Fraction tables contain data that allows Reveal Chromatography to translate analytical information into a time series of product component concentrations over time. This data is optional but needed to use the optimizer (see Parameter optimizers) for products with multiple components, as the optimizer uses that information to compare simulations to experiments on a per component basis.

The first cell allows the user to specify if fraction have been collected. If “Yes” was selected, the second cell is the name of the Excel tab which contains the faction data for each experiment.

To enter fraction data, select the Run 1 Fracs tab at the bottom of the spreadsheet, modify the list of product components to the ones from the product definition, and then, manually enter all fraction data that has been measured by the analytical team.

To specify fraction data for additional runs/experiments, create a copy of the Run 1 Fracs tab. A new sheet will be created. Rename this sheet as appropriate (e.g., Run 2 Fracs).

Fraction data currently must be entered in the units specified in the column headings of the table (i.e., minutes, g/L, and %). Also, times for fraction data must use the same time origin as continuous data and the method description.

As many fractions as possible should be collected, particularly covering the elution peak as this information is essential to help the optimizer calibrate models for each component accurately.

### Continuous data¶

Continuous data for all experiments, exported from chromatography systems such as AKTA machines, can be specified in the final section of the input file.
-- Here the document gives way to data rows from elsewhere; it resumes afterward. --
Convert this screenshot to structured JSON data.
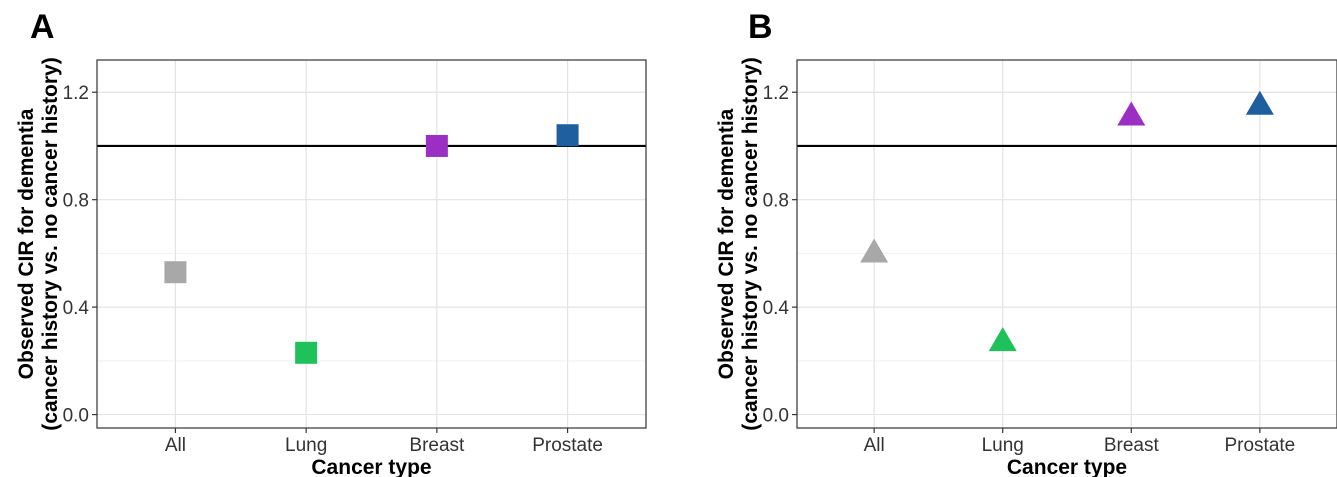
{
  "chart_data": [
    {
      "panel": "A",
      "type": "scatter",
      "marker": "square",
      "categories": [
        "All",
        "Lung",
        "Breast",
        "Prostate"
      ],
      "values": [
        0.53,
        0.23,
        1.0,
        1.04
      ],
      "colors": [
        "#a8a8a8",
        "#1fc25a",
        "#9b2fc4",
        "#1f5fa0"
      ],
      "reference_line": 1.0,
      "xlabel": "Cancer type",
      "ylabel": [
        "Observed CIR for dementia",
        "(cancer history vs. no cancer history)"
      ],
      "ylim": [
        -0.05,
        1.32
      ],
      "yticks": [
        "0.0",
        "0.4",
        "0.8",
        "1.2"
      ],
      "grid": true
    },
    {
      "panel": "B",
      "type": "scatter",
      "marker": "triangle",
      "categories": [
        "All",
        "Lung",
        "Breast",
        "Prostate"
      ],
      "values": [
        0.6,
        0.27,
        1.11,
        1.15
      ],
      "colors": [
        "#a8a8a8",
        "#1fc25a",
        "#9b2fc4",
        "#1f5fa0"
      ],
      "reference_line": 1.0,
      "xlabel": "Cancer type",
      "ylabel": [
        "Observed CIR for dementia",
        "(cancer history vs. no cancer history)"
      ],
      "ylim": [
        -0.05,
        1.32
      ],
      "yticks": [
        "0.0",
        "0.4",
        "0.8",
        "1.2"
      ],
      "grid": true
    }
  ]
}
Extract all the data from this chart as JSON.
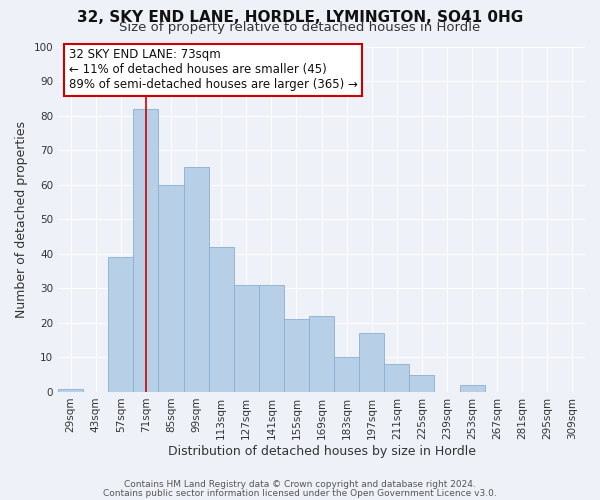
{
  "title": "32, SKY END LANE, HORDLE, LYMINGTON, SO41 0HG",
  "subtitle": "Size of property relative to detached houses in Hordle",
  "xlabel": "Distribution of detached houses by size in Hordle",
  "ylabel": "Number of detached properties",
  "bar_color": "#b8cfe8",
  "bar_edge_color": "#8aafd0",
  "background_color": "#eef2f8",
  "categories": [
    "29sqm",
    "43sqm",
    "57sqm",
    "71sqm",
    "85sqm",
    "99sqm",
    "113sqm",
    "127sqm",
    "141sqm",
    "155sqm",
    "169sqm",
    "183sqm",
    "197sqm",
    "211sqm",
    "225sqm",
    "239sqm",
    "253sqm",
    "267sqm",
    "281sqm",
    "295sqm",
    "309sqm"
  ],
  "values": [
    1,
    0,
    39,
    82,
    60,
    65,
    42,
    31,
    31,
    21,
    22,
    10,
    17,
    8,
    5,
    0,
    2,
    0,
    0,
    0,
    0
  ],
  "ylim": [
    0,
    100
  ],
  "yticks": [
    0,
    10,
    20,
    30,
    40,
    50,
    60,
    70,
    80,
    90,
    100
  ],
  "annotation_text": "32 SKY END LANE: 73sqm\n← 11% of detached houses are smaller (45)\n89% of semi-detached houses are larger (365) →",
  "subject_bar_index": 3,
  "subject_line_color": "#cc0000",
  "grid_color": "#d8e0ee",
  "footer_line1": "Contains HM Land Registry data © Crown copyright and database right 2024.",
  "footer_line2": "Contains public sector information licensed under the Open Government Licence v3.0.",
  "title_fontsize": 11,
  "subtitle_fontsize": 9.5,
  "axis_label_fontsize": 9,
  "tick_fontsize": 7.5,
  "annotation_fontsize": 8.5,
  "footer_fontsize": 6.5
}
Continuous data file paths are expected to be specified as relative paths compared to the input Excel spreadsheet. This means that if a user’s files are all in the same folder, only the file name needs to be specified.

The data contained in the continuous data file should have the time axis specified in minutes, and should include timeseries for absorbance, pH, temperature, and conductivity. The continuous data time origin should be the same as the method description and the fraction data. See the template Example_AKTA_Data.asc, which was exported from an AKTA explorer.

If no continuous data is available for a given experiment, the user should specify N/A in that field.